Google opens new ‘Bay View’ campus that’s the ‘epitome of flexibility’

Google executives Michelle Kaufmann and Asim Tahir said the company wanted to design high ceilings, plants and natural light to give the illusion of working outdoors.

Jennifer Elias 

Google this week is opening its newest campus in Mountain View, California and executives say they aim to make it a place where employees in the company’s advertising division feel more comfortable returning to the office for decades to come.

The campus dubbed “Bay View” is located on 42 acres adjacent to NASA’s Ames Research Center in Mountain View and will house 4,000 employees working on its ads products led by Google’s VP of Ads Jerry Dischler. It includes two office buildings, a 1,000-person event center and 240 temporary hotel units for employees in town short-term. 

Google makes most of its money on advertisements but has employees scattered across the globe. The company reported $54.66 billion in advertising revenue for the first quarter — up from $44.68 billion the year prior.

It’s also the company’s first ground-up developed campus. Google’s other campuses are pre-existing buildings that had been modified by the company, a spokesperson told CNBC.

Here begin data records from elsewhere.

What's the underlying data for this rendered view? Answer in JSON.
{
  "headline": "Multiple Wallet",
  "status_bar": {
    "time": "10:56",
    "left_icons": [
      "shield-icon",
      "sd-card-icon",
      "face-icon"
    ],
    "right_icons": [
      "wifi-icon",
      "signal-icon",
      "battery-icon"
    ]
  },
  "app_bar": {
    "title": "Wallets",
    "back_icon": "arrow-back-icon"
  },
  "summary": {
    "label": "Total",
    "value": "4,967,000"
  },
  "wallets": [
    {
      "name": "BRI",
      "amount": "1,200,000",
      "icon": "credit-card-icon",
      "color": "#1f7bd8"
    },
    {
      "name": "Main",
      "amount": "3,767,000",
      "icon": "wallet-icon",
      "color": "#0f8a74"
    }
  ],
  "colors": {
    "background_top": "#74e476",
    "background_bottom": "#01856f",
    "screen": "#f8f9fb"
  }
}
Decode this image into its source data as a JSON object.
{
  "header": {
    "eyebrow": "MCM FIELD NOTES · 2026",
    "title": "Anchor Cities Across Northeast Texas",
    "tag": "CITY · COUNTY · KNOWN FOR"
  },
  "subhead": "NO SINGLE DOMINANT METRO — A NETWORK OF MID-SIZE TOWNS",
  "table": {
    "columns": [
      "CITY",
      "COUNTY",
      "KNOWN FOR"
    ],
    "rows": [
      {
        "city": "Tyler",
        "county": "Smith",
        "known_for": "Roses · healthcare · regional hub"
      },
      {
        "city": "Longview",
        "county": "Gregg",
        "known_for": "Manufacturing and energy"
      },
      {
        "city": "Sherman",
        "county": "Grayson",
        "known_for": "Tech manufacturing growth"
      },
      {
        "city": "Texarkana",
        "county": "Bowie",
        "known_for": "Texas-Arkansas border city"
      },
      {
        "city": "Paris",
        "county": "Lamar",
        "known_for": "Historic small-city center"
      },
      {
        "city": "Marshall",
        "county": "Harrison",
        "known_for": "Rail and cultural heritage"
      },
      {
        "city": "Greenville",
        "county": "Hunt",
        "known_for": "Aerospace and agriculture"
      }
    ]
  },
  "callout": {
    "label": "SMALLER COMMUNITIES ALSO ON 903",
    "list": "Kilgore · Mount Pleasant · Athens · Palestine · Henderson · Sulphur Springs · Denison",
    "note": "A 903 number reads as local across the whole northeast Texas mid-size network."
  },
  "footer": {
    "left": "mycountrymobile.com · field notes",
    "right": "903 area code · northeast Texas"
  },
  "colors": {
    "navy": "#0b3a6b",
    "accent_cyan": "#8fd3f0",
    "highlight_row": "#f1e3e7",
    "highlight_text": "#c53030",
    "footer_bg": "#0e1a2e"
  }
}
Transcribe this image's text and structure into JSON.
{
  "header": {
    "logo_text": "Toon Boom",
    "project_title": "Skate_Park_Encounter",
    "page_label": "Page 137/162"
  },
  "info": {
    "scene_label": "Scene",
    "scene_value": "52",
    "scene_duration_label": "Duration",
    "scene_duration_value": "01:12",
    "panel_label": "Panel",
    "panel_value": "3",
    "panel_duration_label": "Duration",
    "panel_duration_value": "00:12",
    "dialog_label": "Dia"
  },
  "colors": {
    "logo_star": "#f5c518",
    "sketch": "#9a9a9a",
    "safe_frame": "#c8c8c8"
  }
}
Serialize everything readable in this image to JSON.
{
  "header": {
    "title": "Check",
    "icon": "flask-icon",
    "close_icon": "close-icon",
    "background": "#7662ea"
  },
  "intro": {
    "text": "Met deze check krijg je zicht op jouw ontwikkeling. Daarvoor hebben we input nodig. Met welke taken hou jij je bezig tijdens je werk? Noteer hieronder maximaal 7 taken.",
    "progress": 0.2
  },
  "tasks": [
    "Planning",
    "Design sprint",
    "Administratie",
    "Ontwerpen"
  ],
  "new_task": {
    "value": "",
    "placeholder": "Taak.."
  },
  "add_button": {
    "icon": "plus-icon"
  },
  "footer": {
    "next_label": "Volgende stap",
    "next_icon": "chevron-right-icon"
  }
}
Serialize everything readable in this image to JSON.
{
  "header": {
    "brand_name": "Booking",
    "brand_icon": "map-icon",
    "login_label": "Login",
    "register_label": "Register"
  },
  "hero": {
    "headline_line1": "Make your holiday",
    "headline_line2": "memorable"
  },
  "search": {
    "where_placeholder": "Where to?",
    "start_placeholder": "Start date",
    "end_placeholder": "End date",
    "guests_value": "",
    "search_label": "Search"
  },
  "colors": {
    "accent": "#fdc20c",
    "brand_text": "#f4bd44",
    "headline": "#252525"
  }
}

Google opened its new Bay View campus in Mountain View that will house ad employees.

Jennifer Elias

Executives and spokespeople did not disclose the financial cost of the newest campus. However, it is one of 20 key projects that will receive investments this year to the tune of nearly $10 billion.

‘Extra focused on flexibility’

The company’s design included post-pandemic considerations, such as flexible work spaces and phone booths, executives said.

Jennifer Elias

Part of that planning included accounting for employees coming into the office sporadically — a few days or less, Radcliffe said. The campus has informal spaces, an on-site hotel and different spaces for six to ten-person teams to work. It has modular desks, open spaces, enclosed spaces and see-through spaces.

“A lot of it came down to having that ability to go in between focus states of work and collaboration states of work,” said Michelle Kaufman, director of real estate and workplace services R&D. “How do we build for an unknown future?”

Executives said they think the current design is “the epitome of flexibility.” “Can we have it all?” Kaufman added. “Can we have thousands of people feeling connected and still feel intimate?”

Google’s food hall in its new Bay View campus in Mountain View.

Jennifer Elias

Other features are made to make workers feel like they are outdoors with natural light and high, perforated ceilings. It has privacy booths and tepee-shaped workspaces meant to feel like they’re out on a “trail.”

Courtyards sit between buildings and desks, surrounded by trees and natural wood to give the illusion of “walking in a park,” Kaufman said. They’re features the company plans on including in several other campus sites as “it helps your brain recover a little bit,” Kaufman said.

The roof of the buildings is lined with specially-designed solar panels angled to maximize rainwater collection and light going into the building, executives said.

Google opened its new Bay View campus in Mountain View that will house 4,000 ads employees.

Jennifer Elias

Throughout the two years of the pandemic, the company asked employees about their working preferences quarterly. Then last year, leading up to the Bay View and return to office deadline, they began asking a random sample of employees on a monthly basis, company executives said.

Google added courtyards in between buildings to give the illuison of “walking in a park,” Kaufman said. 

Jennifer Elias 

“The majority said coming back in with flexible schedules was what they wanted,” Radcliffe said. “We try to accommodate all the different working styles and not just a one-size-fits-all.” 

Part of designing for flexibility means the design doesn’t stop when the building opens, executives said. It will be modified through the months and years.

Gone are the days where “you design the building and, as the architecture, you go away,” Kaufman said. “No, no, no. Now, that’s actually when the design is just starting. When we move in, our job is going to be like a DJ and curating the space.”

Google executives said the first-of-its-kind solar panel roof design combined with nearby wind farms will power the Bay View campus on carbon-free energy 90% of the time.